Using a standard resistor value for R4, I could do:
R4 -- 30V/27k = 1.1mA of current @ 0.033 watt
R3 -- 152V/.0011 = 138.2k @ 0.1672 watt

138k is non-standard. If I use a standard 130k in that position, Vout is 31.3V, which should be fine.

Of course, the added 1.1mA of current draw will raise voltages a little across the board, but should still be safe to run the 5842s and I can tweak from there.

 

[rongon]

So I realized that since my B+ comes from the final, separated PS legs, it would be a bad idea to tap the elevation circuit from just one channel. So I'm going to take it from C3, just before the split, which is at 182V.

Using a standard resistor value for R4, I could do:
R4 -- 30V/27k = 1.1mA of current @ 0.033 watt
R3 -- 152V/.0011 = 138.2k @ 0.1672 watt

138k is non-standard. If I use a standard 130k in that position, Vout is 31.3V, which should be fine.

I don't think there's anything magical about the +30V. You could raise the heater ground to +20V, or +25V, or around there somewhere, and still get the benefits you're after.

Using standard resistor values, keeping R4 = 27k, and doing a little math for fun...

From Vin = 152V,

R3 = 150k
R4 = 27k
R3+R4 = 150k+27k = 177,000 ohms
I = 152V/177,000 = 0.86mA
Vout = 27,000 x 0.00086 = 23.2V

R3 = 120k
R4 = 27k
R3+R4 = 120k+27k = 147,000 ohms
I = 152V/147,000 = 1mA
Vout = 27,000 x 0.0012 = 27V

R3 = 100k
R4 = 27k
R3+R4 = 100k+27k = 127,000 ohms
I = 152V/127,000 = 1.2mA
Vout = 27,000 x 0.0012 = 32.3V

R3 = 82k
R4 = 27k
R3+R4 = 82k+27k = 109,000 ohms
I = 152V/109,000 = 1.39mA
Vout = 27,000 x 0.0012 = 37.65V

For 5842 or 417A, the maximum heater-cathode voltage is specified as 55V. Just keep the Vhk well below 45V and you should be good. So for R4, take your pick of 82k, 100k, 120k, or 150k, whatever you have in stock in 1/2W or 1W. Any of those should work fine.
--

Of course, the added 1.1mA of current draw will raise voltages a little across the board, but should still be safe to run the 5842s and I can tweak from there.

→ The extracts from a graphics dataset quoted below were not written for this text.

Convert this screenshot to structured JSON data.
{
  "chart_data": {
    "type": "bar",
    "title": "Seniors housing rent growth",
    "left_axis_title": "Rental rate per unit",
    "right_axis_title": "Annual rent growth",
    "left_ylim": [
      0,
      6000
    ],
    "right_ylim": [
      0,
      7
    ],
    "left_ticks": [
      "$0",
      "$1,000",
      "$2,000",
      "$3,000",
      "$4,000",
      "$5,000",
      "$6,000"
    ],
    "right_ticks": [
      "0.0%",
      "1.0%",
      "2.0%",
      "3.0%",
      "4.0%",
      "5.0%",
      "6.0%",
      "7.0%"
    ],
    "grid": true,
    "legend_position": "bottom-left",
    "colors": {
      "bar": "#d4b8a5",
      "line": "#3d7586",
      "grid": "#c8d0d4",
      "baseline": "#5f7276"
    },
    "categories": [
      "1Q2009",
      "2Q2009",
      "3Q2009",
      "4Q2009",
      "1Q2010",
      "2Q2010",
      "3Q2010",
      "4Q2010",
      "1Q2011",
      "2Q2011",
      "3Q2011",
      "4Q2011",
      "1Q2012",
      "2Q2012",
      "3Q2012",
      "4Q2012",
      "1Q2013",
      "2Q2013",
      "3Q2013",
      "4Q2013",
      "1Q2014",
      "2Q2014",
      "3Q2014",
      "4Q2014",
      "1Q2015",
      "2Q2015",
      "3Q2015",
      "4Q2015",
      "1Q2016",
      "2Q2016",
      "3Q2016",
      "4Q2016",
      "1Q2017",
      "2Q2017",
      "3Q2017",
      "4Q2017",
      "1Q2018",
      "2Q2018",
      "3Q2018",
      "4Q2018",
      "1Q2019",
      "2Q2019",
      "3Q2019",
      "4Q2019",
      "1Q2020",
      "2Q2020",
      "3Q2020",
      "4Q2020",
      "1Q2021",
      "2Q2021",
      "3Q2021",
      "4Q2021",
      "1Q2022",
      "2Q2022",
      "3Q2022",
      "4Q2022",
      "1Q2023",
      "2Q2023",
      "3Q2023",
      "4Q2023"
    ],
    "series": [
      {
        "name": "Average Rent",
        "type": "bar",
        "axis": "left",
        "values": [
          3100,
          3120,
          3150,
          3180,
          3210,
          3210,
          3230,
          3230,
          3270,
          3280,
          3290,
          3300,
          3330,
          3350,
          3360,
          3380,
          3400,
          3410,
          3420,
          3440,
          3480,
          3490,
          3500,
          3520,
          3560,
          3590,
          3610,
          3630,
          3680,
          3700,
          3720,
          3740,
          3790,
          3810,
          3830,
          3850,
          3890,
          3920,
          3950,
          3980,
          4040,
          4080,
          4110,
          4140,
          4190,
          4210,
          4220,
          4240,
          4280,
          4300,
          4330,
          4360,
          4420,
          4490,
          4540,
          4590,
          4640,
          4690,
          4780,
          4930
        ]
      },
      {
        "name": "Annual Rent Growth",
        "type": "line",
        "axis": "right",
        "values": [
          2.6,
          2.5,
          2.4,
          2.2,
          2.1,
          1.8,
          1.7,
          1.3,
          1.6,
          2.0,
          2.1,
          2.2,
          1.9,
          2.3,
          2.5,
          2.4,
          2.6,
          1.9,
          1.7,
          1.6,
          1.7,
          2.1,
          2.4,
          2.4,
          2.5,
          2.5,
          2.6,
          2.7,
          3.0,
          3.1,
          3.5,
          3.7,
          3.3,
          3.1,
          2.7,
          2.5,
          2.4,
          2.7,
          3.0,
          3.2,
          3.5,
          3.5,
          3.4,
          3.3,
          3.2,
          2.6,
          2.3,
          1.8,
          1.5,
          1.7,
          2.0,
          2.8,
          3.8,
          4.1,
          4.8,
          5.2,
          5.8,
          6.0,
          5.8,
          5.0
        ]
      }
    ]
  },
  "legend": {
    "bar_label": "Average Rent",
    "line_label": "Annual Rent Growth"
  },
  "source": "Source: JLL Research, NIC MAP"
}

Actually, increasing the current draw will lower the voltages just a little.
There will be a little more voltage dropped across the DCR of your power supply choke or decoupling resistor (in series with B+).
It's that Ohm's Law again.
--

 

[rongon]

Oops. I made a mistake. Your B+ tapping point is at 182V, not 152V. My bad. But the math is the same.

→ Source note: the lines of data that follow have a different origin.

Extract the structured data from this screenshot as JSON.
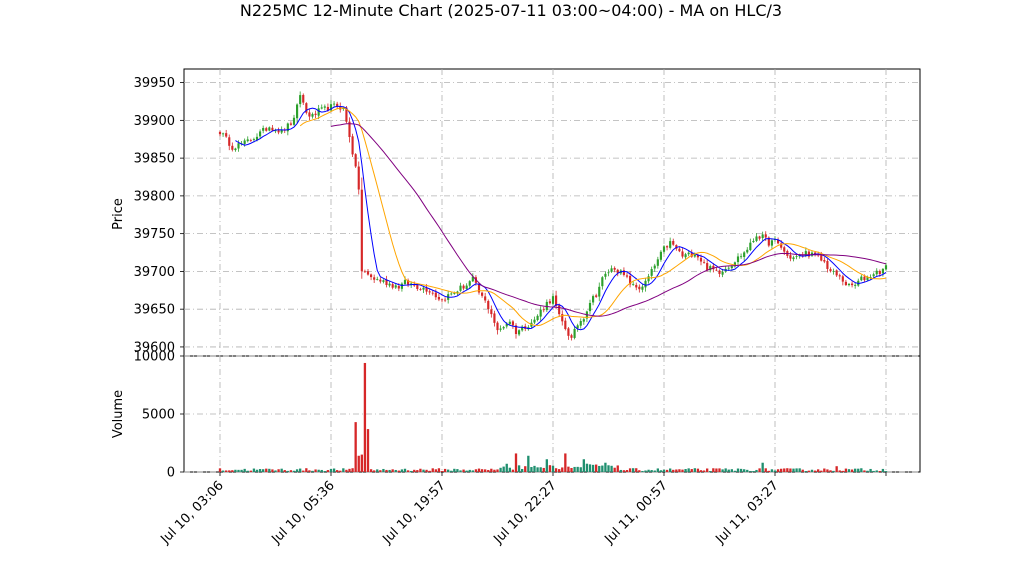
{
  "chart_data": {
    "type": "candlestick",
    "title": "N225MC 12-Minute Chart (2025-07-11 03:00~04:00) - MA on HLC/3",
    "price_panel": {
      "ylabel": "Price",
      "ylim": [
        39588,
        39968
      ],
      "yticks": [
        39600,
        39650,
        39700,
        39750,
        39800,
        39850,
        39900,
        39950
      ],
      "grid": true,
      "bull_color": "#2ca02c",
      "bear_color": "#d62728",
      "moving_averages": [
        {
          "id": "ma-fast",
          "color": "#0000ff"
        },
        {
          "id": "ma-mid",
          "color": "#ffa500"
        },
        {
          "id": "ma-slow",
          "color": "#800080"
        }
      ],
      "close_anchors": [
        [
          0,
          39885
        ],
        [
          4,
          39865
        ],
        [
          8,
          39870
        ],
        [
          12,
          39880
        ],
        [
          16,
          39892
        ],
        [
          20,
          39885
        ],
        [
          24,
          39900
        ],
        [
          26,
          39935
        ],
        [
          28,
          39910
        ],
        [
          30,
          39905
        ],
        [
          32,
          39912
        ],
        [
          34,
          39915
        ],
        [
          36,
          39918
        ],
        [
          38,
          39920
        ],
        [
          40,
          39915
        ],
        [
          42,
          39880
        ],
        [
          44,
          39835
        ],
        [
          45,
          39810
        ],
        [
          46,
          39700
        ],
        [
          48,
          39695
        ],
        [
          50,
          39690
        ],
        [
          52,
          39688
        ],
        [
          54,
          39685
        ],
        [
          56,
          39682
        ],
        [
          58,
          39680
        ],
        [
          60,
          39685
        ],
        [
          62,
          39683
        ],
        [
          64,
          39680
        ],
        [
          66,
          39678
        ],
        [
          68,
          39675
        ],
        [
          70,
          39668
        ],
        [
          72,
          39662
        ],
        [
          74,
          39668
        ],
        [
          76,
          39672
        ],
        [
          78,
          39678
        ],
        [
          80,
          39682
        ],
        [
          82,
          39690
        ],
        [
          84,
          39672
        ],
        [
          86,
          39660
        ],
        [
          88,
          39645
        ],
        [
          90,
          39620
        ],
        [
          92,
          39628
        ],
        [
          94,
          39635
        ],
        [
          96,
          39620
        ],
        [
          98,
          39625
        ],
        [
          100,
          39630
        ],
        [
          102,
          39635
        ],
        [
          104,
          39648
        ],
        [
          106,
          39658
        ],
        [
          108,
          39665
        ],
        [
          110,
          39640
        ],
        [
          112,
          39625
        ],
        [
          114,
          39610
        ],
        [
          116,
          39630
        ],
        [
          118,
          39640
        ],
        [
          120,
          39660
        ],
        [
          122,
          39670
        ],
        [
          124,
          39690
        ],
        [
          126,
          39700
        ],
        [
          128,
          39705
        ],
        [
          130,
          39698
        ],
        [
          132,
          39690
        ],
        [
          134,
          39680
        ],
        [
          136,
          39678
        ],
        [
          138,
          39685
        ],
        [
          140,
          39700
        ],
        [
          142,
          39715
        ],
        [
          144,
          39730
        ],
        [
          146,
          39738
        ],
        [
          148,
          39730
        ],
        [
          150,
          39720
        ],
        [
          152,
          39722
        ],
        [
          154,
          39725
        ],
        [
          156,
          39715
        ],
        [
          158,
          39705
        ],
        [
          160,
          39702
        ],
        [
          162,
          39700
        ],
        [
          164,
          39705
        ],
        [
          166,
          39710
        ],
        [
          168,
          39718
        ],
        [
          170,
          39725
        ],
        [
          172,
          39735
        ],
        [
          174,
          39748
        ],
        [
          176,
          39745
        ],
        [
          178,
          39738
        ],
        [
          180,
          39740
        ],
        [
          182,
          39732
        ],
        [
          184,
          39720
        ],
        [
          186,
          39718
        ],
        [
          188,
          39720
        ],
        [
          190,
          39725
        ],
        [
          192,
          39722
        ],
        [
          194,
          39718
        ],
        [
          196,
          39712
        ],
        [
          198,
          39700
        ],
        [
          200,
          39695
        ],
        [
          202,
          39688
        ],
        [
          204,
          39680
        ],
        [
          206,
          39682
        ],
        [
          208,
          39690
        ],
        [
          210,
          39692
        ],
        [
          212,
          39698
        ],
        [
          214,
          39700
        ],
        [
          216,
          39705
        ]
      ]
    },
    "volume_panel": {
      "ylabel": "Volume",
      "ylim": [
        0,
        10000
      ],
      "yticks": [
        0,
        5000,
        10000
      ],
      "grid": true,
      "spikes": [
        [
          44,
          4300
        ],
        [
          45,
          1400
        ],
        [
          46,
          1500
        ],
        [
          47,
          9400
        ],
        [
          48,
          3700
        ],
        [
          96,
          1600
        ],
        [
          100,
          1400
        ],
        [
          106,
          1100
        ],
        [
          112,
          1600
        ],
        [
          118,
          1100
        ],
        [
          125,
          800
        ],
        [
          176,
          800
        ],
        [
          200,
          500
        ]
      ]
    },
    "x_axis": {
      "count": 217,
      "tick_positions": [
        0,
        36,
        72,
        108,
        144,
        180,
        216
      ],
      "tick_labels": [
        "Jul 10, 03:06",
        "Jul 10, 05:36",
        "Jul 10, 19:57",
        "Jul 10, 22:27",
        "Jul 11, 00:57",
        "Jul 11, 03:27",
        ""
      ]
    }
  }
}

You could still use 150k or 120k for R3 and all would work out fine.

R3 = 150k, Vout = 27V
R3 = 120k, Vout = 33.4V
R3 = 100k, Vout = 38.7V

Either will work.

But
R3 = 82k, Vout = 45V (I'd say don't go that low for R3)

--

 

[jdrouin]

We're in business! Heater elevation of 30V works just fine (I found 137K and 27K resistors at Affiliated), as did 25V and 22V. I left it at 30. It sounds great.



I have to button up the monster and turn it over, and will post final build pics in a little while.


Thanks to everyone who was so generous with their time and patience as I muddled through this.